With an optimistic assumption that a WiFi Access Point (AP) is idle for 50% of the time, an approximate energy waste caused exclusively by WiFi APs worldwide is estimated to be a striking 4.7 Billion KWh/year. Furthermore, many other types of future wireless network devices are expected to spend substantial amounts of energy in their idle listening modes, including wireless sensor and actuator nodes, wireless smart meters, mobile phones, and cellular base stations. Reducing the immense energy waste caused by idle listening is imperative to achieving sustainable ICT ecosystems. Another challenge for the future networks is scalability. The substantial increase in the number of wireless devices requires scalable and adaptive networking approaches to efficiently handle large quantities of traffic generated by these devices. In this talk I will introduce select studies that I have participated in, with the aim to tackle these challenges for future wireless networks.

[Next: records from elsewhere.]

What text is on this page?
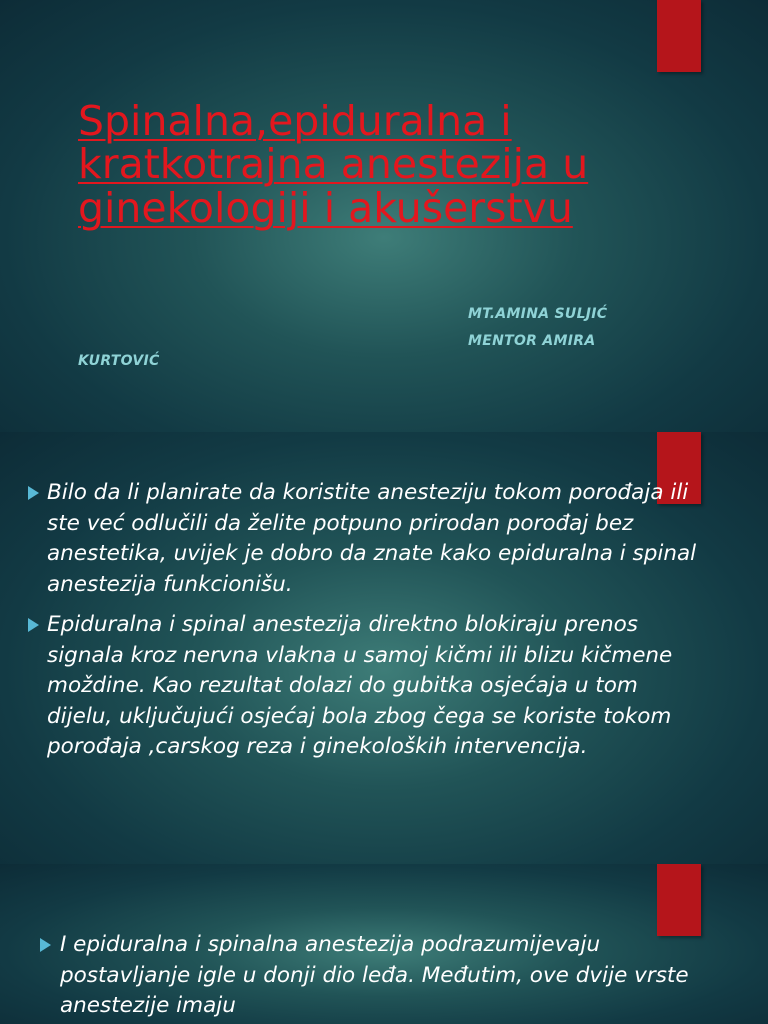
Spinalna,epiduralna i kratkotrajna anestezija u ginekologiji i akušerstvu

MT.AMINA SULJIĆ

MENTOR AMIRA

KURTOVIĆ

Bilo da li planirate da koristite anesteziju tokom porođaja ili ste već odlučili da želite potpuno prirodan porođaj bez anestetika, uvijek je dobro da znate kako epiduralna i spinal anestezija funkcionišu.
Epiduralna i spinal anestezija direktno blokiraju prenos signala kroz nervna vlakna u samoj kičmi ili blizu kičmene moždine. Kao rezultat dolazi do gubitka osjećaja u tom dijelu, uključujući osjećaj bola zbog čega se koriste tokom porođaja ,carskog reza i ginekoloških intervencija.
I epiduralna i spinalna anestezija podrazumijevaju postavljanje igle u donji dio leđa. Međutim, ove dvije vrste anestezije imaju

Wake-up Radio (WuR) demonstrates a futuristic solution to idle listening which allows remote triggering of wireless nodes to ‘wake up’ from energy-saving, deep-sleep modes. I will first present potential applications that can benefit from WuR. Through various physical experiments and simulation studies, I will show the potential performance improvements that can be achieved by the use of WuR compared to the conventional duty-cycling solution for several application scenarios. Results prove that the WuR has great potential over duty-cycling approach in terms of energy efficiency, while providing similar latency and packet delivery performances.

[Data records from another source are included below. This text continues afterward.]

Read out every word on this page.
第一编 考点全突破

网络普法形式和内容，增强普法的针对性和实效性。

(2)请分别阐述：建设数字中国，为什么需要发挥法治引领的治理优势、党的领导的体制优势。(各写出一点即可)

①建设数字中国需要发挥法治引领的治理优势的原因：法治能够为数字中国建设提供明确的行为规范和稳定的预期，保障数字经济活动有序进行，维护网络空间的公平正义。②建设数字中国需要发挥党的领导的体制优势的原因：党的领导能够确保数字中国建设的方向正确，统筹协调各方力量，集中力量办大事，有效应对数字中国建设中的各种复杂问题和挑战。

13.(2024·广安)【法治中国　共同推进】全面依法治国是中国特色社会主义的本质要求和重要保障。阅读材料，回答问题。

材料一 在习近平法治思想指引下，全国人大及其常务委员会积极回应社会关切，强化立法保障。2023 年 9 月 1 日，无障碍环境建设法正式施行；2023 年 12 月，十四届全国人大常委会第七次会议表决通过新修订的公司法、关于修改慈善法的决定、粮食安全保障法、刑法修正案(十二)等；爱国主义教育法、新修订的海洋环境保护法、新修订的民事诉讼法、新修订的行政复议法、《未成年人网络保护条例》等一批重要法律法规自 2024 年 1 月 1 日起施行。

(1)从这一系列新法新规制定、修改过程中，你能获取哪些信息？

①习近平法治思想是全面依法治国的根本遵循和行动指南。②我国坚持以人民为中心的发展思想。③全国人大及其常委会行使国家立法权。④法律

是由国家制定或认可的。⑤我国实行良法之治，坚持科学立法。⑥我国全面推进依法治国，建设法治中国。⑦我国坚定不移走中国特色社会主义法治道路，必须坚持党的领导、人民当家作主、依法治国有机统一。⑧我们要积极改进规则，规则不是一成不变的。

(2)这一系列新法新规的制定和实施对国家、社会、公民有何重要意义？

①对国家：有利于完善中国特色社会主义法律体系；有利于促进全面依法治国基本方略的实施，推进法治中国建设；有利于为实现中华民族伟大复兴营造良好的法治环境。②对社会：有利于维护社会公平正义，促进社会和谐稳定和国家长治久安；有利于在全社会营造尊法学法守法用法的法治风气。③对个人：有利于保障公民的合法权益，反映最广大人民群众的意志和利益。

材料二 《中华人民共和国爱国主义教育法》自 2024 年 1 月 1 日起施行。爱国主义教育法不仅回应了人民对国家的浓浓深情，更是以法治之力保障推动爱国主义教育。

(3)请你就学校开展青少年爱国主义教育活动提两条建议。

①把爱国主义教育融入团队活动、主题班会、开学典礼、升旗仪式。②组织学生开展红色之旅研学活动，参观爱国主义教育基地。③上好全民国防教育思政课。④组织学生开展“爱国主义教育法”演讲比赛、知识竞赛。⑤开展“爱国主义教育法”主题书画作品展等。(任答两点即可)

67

Under the scalability topic, I will target ZigBee, which is a widely accepted Wireless Personal Area Network (WPAN) and Wireless Home Area Network (WHAN) specification that is built on IEEE 802.15.4 standard. I will introduce the physical experiment results achieved under different traffic scenarios for different network configurations. The evaluations have shown that the mechanisms and the configuration parameters from different layers of the ZigBee specification have a significant effect on the overall network performance. Moreover, the default and allowed settings of these parameters result in poor scalability. Based on these findings, we recommend the ZigBee Alliance and the IEEE 802.15.4 Task Group to update the default configuration and/or relax the allowed range of settings for the investigated parameters and mechanisms accordingly.
About Ilker Demirkol:
Ilker Demirkol is Postdoctoral Research Associate in Telematics Engineering at Universitat Politecnica de Catalunya, where he targets communication protocol development on wireless networks, including wireless mesh, ad hoc and sensor networks, along with wake-up radio systems, performance evaluation and optimization. Dr. Demirkol received his B.Sc., M.Sc., and Ph.D. degrees in Computer Engineering from the Bogazici University, Istanbul, Turkey in 1998, 2002 and 2008, respectively. Over the years he has worked in a number of research laboratories and corporations, holding several positions both in academia and industry, while publishing more than 40 journal and conference papers. He has participated in the technical program committees of more than 15 international conferences, including IEEE ICC, IEEE GLOBECOM, and EWSN. He has served as reviewer for many prestigious journals and also for the EU Framework Programme. Dr. Demirkol is the recipient of the 2010 Best Mentor Award from Electrical and Computer Engineering Department of University of Rochester. He has received a three-year research grant from the Ministry of Science and Innovation of Spain in 2011.